There was some competition for game balls after the victory because a handful of Raiders thrived in the tough environment. Jacobs seemed to get stronger as the game went on, finishing with a season-high 27 carries and 116 yards, and garnered the official Sunday Night Football Player of the Game ball from NBC.
But it was fellow offensive star Davante Adams who initially got Las Vegas on track. Even though he was shut out of the end zone for an uncharacteristic seventh straight game, the veteran receiver paced Las Vegas early and led the team with six catches for 86 yards — more than half of O’Connell’s 156 passing yards.
“They loaded the box, so we were going to have opportunities there for Davante and obviously the first couple plays were right to him, get the ball in his hands and get him going,” Pierce said. “When you’ve got one of the best receivers in the game, I’m not stupid. I know who to get the ball to — No. 17 (Adams) and No. 8 (Jacobs).”
The Raiders’ drives consistently bogged down, though, so they had to rely on kicker Daniel Carlson, who made all three of his field goal attempts despite each of them being from at least 40 yards out. The Pro Bowler has now made eight consecutive field goals on the season.
That was enough to match New York counterpart Greg Zeurlein, who also made all three of his field-goal attempts in the first three quarters before staying perfect with another in the fourth quarter.
The Jets twice appeared to score a touchdown at the start of the second quarter. First, quarterback Zach Wilson scrambled for 23 yards on a third-down play before replay determined he stepped out at the 3-yard line.
Then, on the next play, running back Breece Hall powered his way into the end zone but there was a flag on tight end C.J. Uzomah for holding Crosby after he drug the defender down by his shoulders.
Backed up to the 13-yard line, the Raiders’ defense only allowed the Jets to gain another yard on the next three plays with Crosby and linebacker Robert Spillane stuffing Hall for a loss on a second-down sweep play.

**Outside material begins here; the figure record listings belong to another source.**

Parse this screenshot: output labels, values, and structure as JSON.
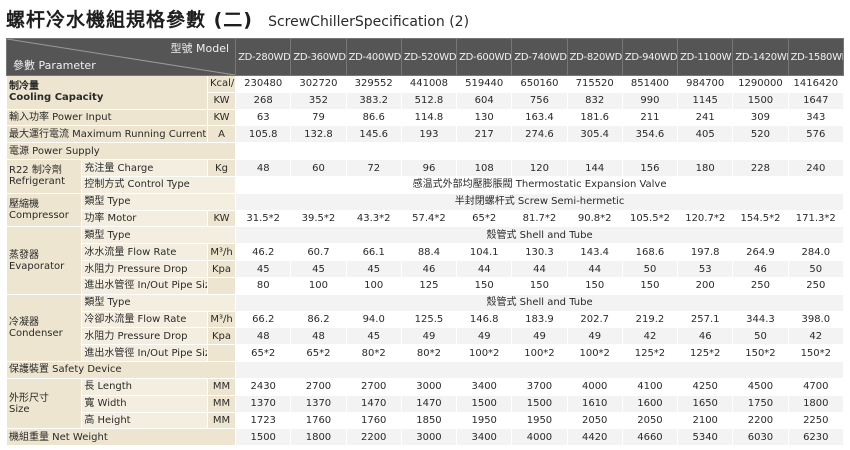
{
  "title": {
    "zh": "螺杆冷水機組規格參數 (二)",
    "en": "ScrewChillerSpecification (2)"
  },
  "header": {
    "parameter": "參數 Parameter",
    "model": "型號 Model",
    "models": [
      "ZD-280WD",
      "ZD-360WD",
      "ZD-400WD",
      "ZD-520WD",
      "ZD-600WD",
      "ZD-740WD",
      "ZD-820WD",
      "ZD-940WD",
      "ZD-1100WD",
      "ZD-1420WD",
      "ZD-1580WD"
    ]
  },
  "rows": {
    "cc_kcal": {
      "unit": "Kcal/h",
      "values": [
        "230480",
        "302720",
        "329552",
        "441008",
        "519440",
        "650160",
        "715520",
        "851400",
        "984700",
        "1290000",
        "1416420"
      ]
    },
    "cc_kw": {
      "unit": "KW",
      "values": [
        "268",
        "352",
        "383.2",
        "512.8",
        "604",
        "756",
        "832",
        "990",
        "1145",
        "1500",
        "1647"
      ]
    },
    "power": {
      "label": "輸入功率 Power Input",
      "unit": "KW",
      "values": [
        "63",
        "79",
        "86.6",
        "114.8",
        "130",
        "163.4",
        "181.6",
        "211",
        "241",
        "309",
        "343"
      ]
    },
    "current": {
      "label": "最大運行電流 Maximum Running Current",
      "unit": "A",
      "values": [
        "105.8",
        "132.8",
        "145.6",
        "193",
        "217",
        "274.6",
        "305.4",
        "354.6",
        "405",
        "520",
        "576"
      ]
    },
    "supply": {
      "label": "電源 Power Supply"
    },
    "charge": {
      "label": "充注量 Charge",
      "unit": "Kg",
      "values": [
        "48",
        "60",
        "72",
        "96",
        "108",
        "120",
        "144",
        "156",
        "180",
        "228",
        "240"
      ]
    },
    "control": {
      "label": "控制方式 Control Type",
      "value": "感温式外部均壓膨脹閥 Thermostatic Expansion Valve"
    },
    "comp_type": {
      "label": "類型 Type",
      "value": "半封閉螺杆式 Screw Semi-hermetic"
    },
    "motor": {
      "label": "功率 Motor",
      "unit": "KW",
      "values": [
        "31.5*2",
        "39.5*2",
        "43.3*2",
        "57.4*2",
        "65*2",
        "81.7*2",
        "90.8*2",
        "105.5*2",
        "120.7*2",
        "154.5*2",
        "171.3*2"
      ]
    },
    "evap_type": {
      "label": "類型 Type",
      "value": "殼管式 Shell and Tube"
    },
    "evap_flow": {
      "label": "冰水流量 Flow Rate",
      "unit": "M³/h",
      "values": [
        "46.2",
        "60.7",
        "66.1",
        "88.4",
        "104.1",
        "130.3",
        "143.4",
        "168.6",
        "197.8",
        "264.9",
        "284.0"
      ]
    },
    "evap_drop": {
      "label": "水阻力 Pressure Drop",
      "unit": "Kpa",
      "values": [
        "45",
        "45",
        "45",
        "46",
        "44",
        "44",
        "44",
        "50",
        "53",
        "46",
        "50"
      ]
    },
    "evap_pipe": {
      "label": "進出水管徑 In/Out Pipe Size",
      "unit": "",
      "values": [
        "80",
        "100",
        "100",
        "125",
        "150",
        "150",
        "150",
        "150",
        "200",
        "250",
        "250"
      ]
    },
    "cond_type": {
      "label": "類型 Type",
      "value": "殼管式 Shell and Tube"
    },
    "cond_flow": {
      "label": "冷卻水流量 Flow Rate",
      "unit": "M³/h",
      "values": [
        "66.2",
        "86.2",
        "94.0",
        "125.5",
        "146.8",
        "183.9",
        "202.7",
        "219.2",
        "257.1",
        "344.3",
        "398.0"
      ]
    },
    "cond_drop": {
      "label": "水阻力 Pressure Drop",
      "unit": "Kpa",
      "values": [
        "48",
        "48",
        "45",
        "49",
        "49",
        "49",
        "49",
        "42",
        "46",
        "50",
        "42"
      ]
    },
    "cond_pipe": {
      "label": "進出水管徑 In/Out Pipe Size",
      "unit": "",
      "values": [
        "65*2",
        "65*2",
        "80*2",
        "80*2",
        "100*2",
        "100*2",
        "100*2",
        "125*2",
        "125*2",
        "150*2",
        "150*2"
      ]
    },
    "safety": {
      "label": "保護裝置 Safety Device"
    },
    "length": {
      "label": "長 Length",
      "unit": "MM",
      "values": [
        "2430",
        "2700",
        "2700",
        "3000",
        "3400",
        "3700",
        "4000",
        "4100",
        "4250",
        "4500",
        "4700"
      ]
    },
    "width": {
      "label": "寬 Width",
      "unit": "MM",
      "values": [
        "1370",
        "1370",
        "1470",
        "1470",
        "1500",
        "1500",
        "1610",
        "1600",
        "1650",
        "1750",
        "1800"
      ]
    },
    "height": {
      "label": "高 Height",
      "unit": "MM",
      "values": [
        "1723",
        "1760",
        "1760",
        "1850",
        "1950",
        "1950",
        "2050",
        "2050",
        "2100",
        "2200",
        "2250"
      ]
    },
    "weight": {
      "label": "機組重量 Net Weight",
      "unit": "",
      "values": [
        "1500",
        "1800",
        "2200",
        "3000",
        "3400",
        "4000",
        "4420",
        "4660",
        "5340",
        "6030",
        "6230"
      ]
    }
  },
  "groups": {
    "cooling_capacity": [
      "制冷量",
      "Cooling Capacity"
    ],
    "refrigerant": [
      "R22 制冷劑",
      "Refrigerant"
    ],
    "compressor": [
      "壓縮機",
      "Compressor"
    ],
    "evaporator": [
      "蒸發器",
      "Evaporator"
    ],
    "condenser": [
      "冷凝器",
      "Condenser"
    ],
    "size": [
      "外形尺寸",
      "Size"
    ]
  }
}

“That’s Raider football — blue-collar, hard-nosed, rely on each other, trust the family and keep pushing forward,” Spillane said.

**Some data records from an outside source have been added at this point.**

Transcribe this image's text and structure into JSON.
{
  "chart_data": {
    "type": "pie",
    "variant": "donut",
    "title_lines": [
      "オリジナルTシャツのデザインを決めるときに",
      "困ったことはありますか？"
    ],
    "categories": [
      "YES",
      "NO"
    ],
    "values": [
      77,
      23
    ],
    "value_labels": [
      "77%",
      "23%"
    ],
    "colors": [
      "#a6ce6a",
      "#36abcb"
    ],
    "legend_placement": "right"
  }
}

Spillane later challenged Jacobs and Mayer for the play of the night when he single-handedly put an end to an 11-play, near-five-minute Jets’ drive that saw them reach the Raiders’ 20-yard line. New York had plenty of time to score a touchdown and erase its 16-12 deficit with a new set of downs after the two-minute warning.
Wilson, who was sharper than his reputation on the night with 263 yards on 23-for-39 passing, found what appeared to be an open Allen Lazard in the middle of the field on second-and-eight.
But Spillane closed hard on a pass Wilson zipped, outstretched his arms and claimed his career-high third interception of the year.
“I saw Zach Wilson drop back, saw a little route concept in the boundary and Divine Deablo did a great job making him double pump on the throw, which gave me time to get there,” Spillane said. “Just great team defense.”
Pierce, formerly the Raiders’ linebackers coach, celebrated more emphatically than anyone else on the sideline. He was the first to greet Spillane as his pupil ran off the field with an embrace and some kind words.
Jacobs said he was just relieved, “the defense didn’t let me down,” because he had lost a fumble to set up the Jets’ potential game-winning drive. The Raiders’ offense had another chance to clinch the game but went three-and-out meaning the team had to punt back to the Jets with a minute to play.
Wilson evaded a hellacious rush from Crosby in the final seconds to throw a Hail Mary pass on the run that reached the end zone and hit receiver Garrett Wilson in the hands. But a sea of Raiders’ arms were alongside him and they were able to affect Garrett Wilson enough that he couldn’t complete the catch.
Another example of toughness embodied.
“We just kept fighting,” Crosby said. “We kept working. You saw guys stay together, and that’s what we talked about.”